Aber auch junge Fahrer machten von sich reden, wie 1954 Hans Herrmann, der seinen flachen Porsche 550 noch vor einem herannahenden Zug unter einer sich schließenden Bahnschranke hindurch steuerte, wobei er und sein Beifahrer Herbert Linge die Köpfe einziehen mussten.

Im Jahre 1957 fand die Mille Miglia zum letzten Mal statt, da am 12. Mai ein schwerer Unfall des Spaniers Alfonso de Portago mehrere Todesopfer gefordert hatte. Nach einem Reifenschaden bei hoher Geschwindigkeit nahe dem Dorf Guidizzolo, zwischen Mantua und dem Ziel in Brescia geriet sein Ferrari ins Schleudern und tötete zehn Zuschauer, darunter fünf Kinder. Auch Portago und sein Beifahrer Edmund kamen ums Leben. Insbesondere die Kirche verlangte die Einstellung des populären Spektakels. Gegen das Team und den Reifenhersteller Englebert wurde in einem drei Jahre dauernden Prozess ermittelt mit dem Vorwurf, auf einen Reifenwechsel kurz vor dem Ziel aus Zeitgründen verzichtet zu haben. Der Unfall war ausschlaggebend dafür, dass die Mille Miglia in dieser Form verboten wurde.

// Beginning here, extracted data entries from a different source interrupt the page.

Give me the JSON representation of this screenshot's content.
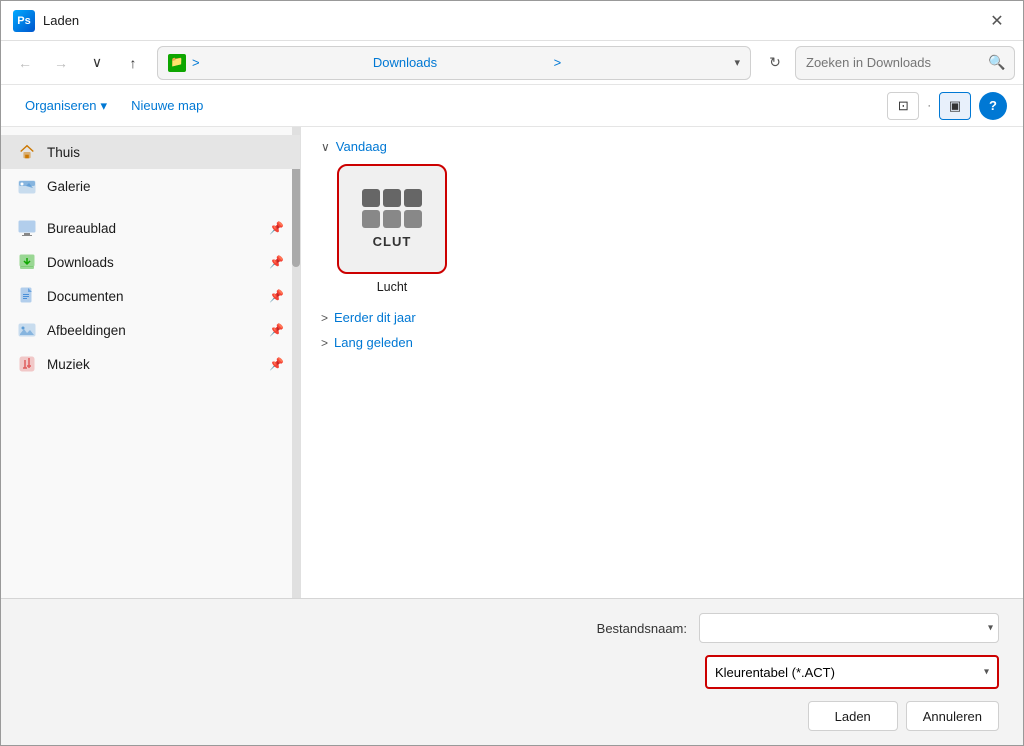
{
  "window": {
    "title": "Laden",
    "app_icon": "Ps",
    "close_label": "✕"
  },
  "navbar": {
    "back_label": "←",
    "forward_label": "→",
    "dropdown_label": "∨",
    "up_label": "↑",
    "folder_icon": "📁",
    "path_prefix": ">",
    "path_name": "Downloads",
    "path_suffix": ">",
    "refresh_label": "↻",
    "search_placeholder": "Zoeken in Downloads",
    "search_icon": "🔍"
  },
  "toolbar": {
    "organize_label": "Organiseren",
    "organize_arrow": "▾",
    "new_folder_label": "Nieuwe map",
    "view_icon_label": "⊡",
    "view_panel_label": "▣",
    "help_label": "?"
  },
  "sidebar": {
    "items": [
      {
        "id": "thuis",
        "label": "Thuis",
        "icon": "home",
        "active": true,
        "pin": false
      },
      {
        "id": "galerie",
        "label": "Galerie",
        "icon": "gallery",
        "active": false,
        "pin": false
      },
      {
        "id": "bureaubald",
        "label": "Bureaublad",
        "icon": "desktop",
        "active": false,
        "pin": true
      },
      {
        "id": "downloads",
        "label": "Downloads",
        "icon": "download",
        "active": false,
        "pin": true
      },
      {
        "id": "documenten",
        "label": "Documenten",
        "icon": "documents",
        "active": false,
        "pin": true
      },
      {
        "id": "afbeeldingen",
        "label": "Afbeeldingen",
        "icon": "images",
        "active": false,
        "pin": true
      },
      {
        "id": "muziek",
        "label": "Muziek",
        "icon": "music",
        "active": false,
        "pin": true
      }
    ]
  },
  "file_area": {
    "sections": [
      {
        "id": "vandaag",
        "title": "Vandaag",
        "expanded": true,
        "chevron": "∨",
        "files": [
          {
            "id": "lucht",
            "name": "Lucht",
            "type": "CLUT",
            "selected": true
          }
        ]
      },
      {
        "id": "eerder-dit-jaar",
        "title": "Eerder dit jaar",
        "expanded": false,
        "chevron": ">"
      },
      {
        "id": "lang-geleden",
        "title": "Lang geleden",
        "expanded": false,
        "chevron": ">"
      }
    ]
  },
  "bottom": {
    "filename_label": "Bestandsnaam:",
    "filename_value": "",
    "filename_placeholder": "",
    "filetype_label": "",
    "filetype_value": "Kleurentabel (*.ACT)",
    "filetype_options": [
      "Kleurentabel (*.ACT)"
    ],
    "load_label": "Laden",
    "cancel_label": "Annuleren"
  }
}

Die MM wurde noch von 1958 bis 1961 als eine Art Rallye veranstaltet, wobei nur auf kurzen, abgesperrten Teilstrecken auf Zeit gefahren wurde.

Die Strecke von Bologna auf den Passo della Raticosa wurde bis 1969 für Bergrennen genutzt. Das weiter südlich in Richtung Florenz gelegene Teilstück über den Futapass diente als Westteil des 66 km langen Straßenkurses von Mugello, auf dem bis 1967 WM-Läufe ausgetragen wurden.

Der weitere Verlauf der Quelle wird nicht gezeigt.